O meu exagerado otimismo está sofrendo baixas sucessivas, diria que está agonizando. Quem aguenta ver o seu país derretendo, o dólar batendo recordes, a economia próxima à recessão, o desemprego avolumando-se, notícias ruins de todo lado? Mas resisto. “Se cada dia cai, dentro de cada noite, // há um poço onde a claridade está presa // Há que sentar-se na beira do poço da sombra e pescar luz caída com paciência” [Neruda].
A história mostra a paciência quase ilimitada de nosso povo em relação aos frequentes golpes sofridos por nossa democracia, mas paciência não é coisa que se acumula, um dia pode acabar. Haja vista a recente greve dos caminhoneiros. Além do mais a paciência do povo não pode combinar com a pressa do governo Temer em vender o país e detonar conquistas. É preciso mais que paciência.
Sei não. As grandes crises podem levar a situações tão extremas que não se pode sequer apontar horizontes. Pois não é que ganhou força o movimento intervencionista? Muita gente que não viveu o período ditatorial e nem conheceu a história do que ele representou, pensa que uma intervenção militar seria a solução para o Brasil. “Quem não sabe a sombra, não sabe a luz”, cantou Taiguara, portanto não condeno os desavisados que pedem a volta dos militares, mas sempre que tenho alguma novidade procuro compartilhar, porque prevenir é melhor que remediar.
Tinha 17 anos quando se implantou a ditadura em 1964, vivi o período, vi filas e filas de pessoas indo à praça para doar “ouro para o bem do Brasil”, casais tiravam solenemente as alianças e as entregava. Vi policiais cercando quarteirão inteiro para prender um cidadão supostamente comunista. “Meninos eu vi” muito e somente votei para presidente quando tinha 32 anos de idade. Quanta perda de prática democrática?

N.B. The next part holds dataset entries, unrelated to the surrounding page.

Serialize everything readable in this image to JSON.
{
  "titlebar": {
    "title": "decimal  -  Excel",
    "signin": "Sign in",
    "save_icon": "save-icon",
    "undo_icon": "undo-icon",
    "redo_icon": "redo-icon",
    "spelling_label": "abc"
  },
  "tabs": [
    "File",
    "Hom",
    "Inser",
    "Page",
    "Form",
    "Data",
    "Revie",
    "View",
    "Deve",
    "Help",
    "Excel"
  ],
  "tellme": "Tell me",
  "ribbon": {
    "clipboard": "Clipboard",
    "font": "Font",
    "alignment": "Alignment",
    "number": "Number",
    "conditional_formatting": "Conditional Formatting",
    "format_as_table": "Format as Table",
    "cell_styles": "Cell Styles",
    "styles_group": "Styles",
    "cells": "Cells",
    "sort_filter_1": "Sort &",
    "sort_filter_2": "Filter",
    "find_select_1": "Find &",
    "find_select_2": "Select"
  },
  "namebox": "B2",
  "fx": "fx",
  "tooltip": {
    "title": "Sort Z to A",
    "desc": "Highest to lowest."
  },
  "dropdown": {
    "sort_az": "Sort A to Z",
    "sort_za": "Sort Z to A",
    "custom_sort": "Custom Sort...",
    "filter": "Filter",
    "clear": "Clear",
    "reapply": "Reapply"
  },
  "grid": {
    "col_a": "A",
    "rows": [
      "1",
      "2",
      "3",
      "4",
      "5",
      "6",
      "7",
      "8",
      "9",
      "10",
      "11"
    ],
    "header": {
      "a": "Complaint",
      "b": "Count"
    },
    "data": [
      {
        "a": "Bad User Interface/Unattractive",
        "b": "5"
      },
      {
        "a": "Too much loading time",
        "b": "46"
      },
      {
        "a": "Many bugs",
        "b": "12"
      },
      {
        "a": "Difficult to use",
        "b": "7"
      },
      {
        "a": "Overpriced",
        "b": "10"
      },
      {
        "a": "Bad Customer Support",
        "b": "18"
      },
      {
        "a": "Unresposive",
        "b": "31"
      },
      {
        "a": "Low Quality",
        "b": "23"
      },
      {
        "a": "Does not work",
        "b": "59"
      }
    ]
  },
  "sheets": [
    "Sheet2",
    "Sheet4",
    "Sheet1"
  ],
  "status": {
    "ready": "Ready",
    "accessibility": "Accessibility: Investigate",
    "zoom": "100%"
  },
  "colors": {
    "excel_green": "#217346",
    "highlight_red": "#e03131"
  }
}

Findo o regime, centenas de obras contam a sua história, inclusive em Dourados, no Centro de Documentação Regional, na UFGD, estão disponíveis centenas de depoimentos de pessoas perseguidas e presas. Mas ainda é pouco. Não se sabe tudo, nessa semana li impressionante artigo narrando como tropas brasileiras estavam prontas para intervir no Uruguai.
Ora vejam, a Província Cisplatina, hoje Uruguai, já havia sido invadida e anexada ao Brasil quando Dom João VI transferiu a Corte de Lisboa para o Rio de Janeiro. Vingou-se da Espanha que se aliara a Napoleão, assim como anexou também a Guiana Francesa.
Em 1828 o Uruguai tornou-se independente, transformou-se na “Suíça da América” e somente voltou a ser importunado pelas ditaduras argentina e brasileira quando foi desencadeada a Operação Condor, um acordo espúrio com a benção dos Estados Unidos, para se buscar e prender “subversivos”.
O artigo acima mencionado é de Carlos Fernando Piske que em 1971 começou a prestar o serviço militar e foi chamado para uma operação de treinamento. Lá se foi ele, para o sul, sem saber que poderia participar de uma invasão do Uruguai, caso os Tupamaros ganhassem as eleições. Medici e Nixon chegaram a se reunir durante os preparativos para a invasão: “O plano de invasão receberia o nome de “Plano Trinta Horas”, o tempo que o Brasil teria para invadir o Uruguai, depor o presidente eleito, colocar outro em seu lugar juntamente com um grupo de militares golpistas e sair fora antes que governos e organizações internacionais se dessem conta”. O livro “Aventura, Corrupção e Terrorismo” do Coronel Dickson M. Grael, conta essa história e, por ela, ora vejam, é que o soldado Piske, veio a saber a verdade.
Quer dizer que não bastava manter a ditadura o Brasil, era preciso expandi-la, de acordo com a Doutrina de Segurança Nacional, elaborada nos Estados Unidos, para combater o “perigo comunista”.
Disse acima que vive e estudei o período da ditadura militar [1964-1985], sei que houve muita tortura, muitas mortes e desaparecimentos, também que houve muita corrupção, mas ainda haveremos de ter novidades, como essa da preparada invasão ao Uruguai. A invasão ficou apenas nos preparativos, mas o golpe no Uruguai se concretizou porque Juan Bordaberry, venceu a fraudulenta eleição, assumiu em 1972 e deu o golpe em 1973. Dessa forma o Brasil, obedecendo ordens superiores, contribuiu para que o Uruguai também se tornasse uma ditadura, ao lado da Argentina, Paraguai, Peru e Chile.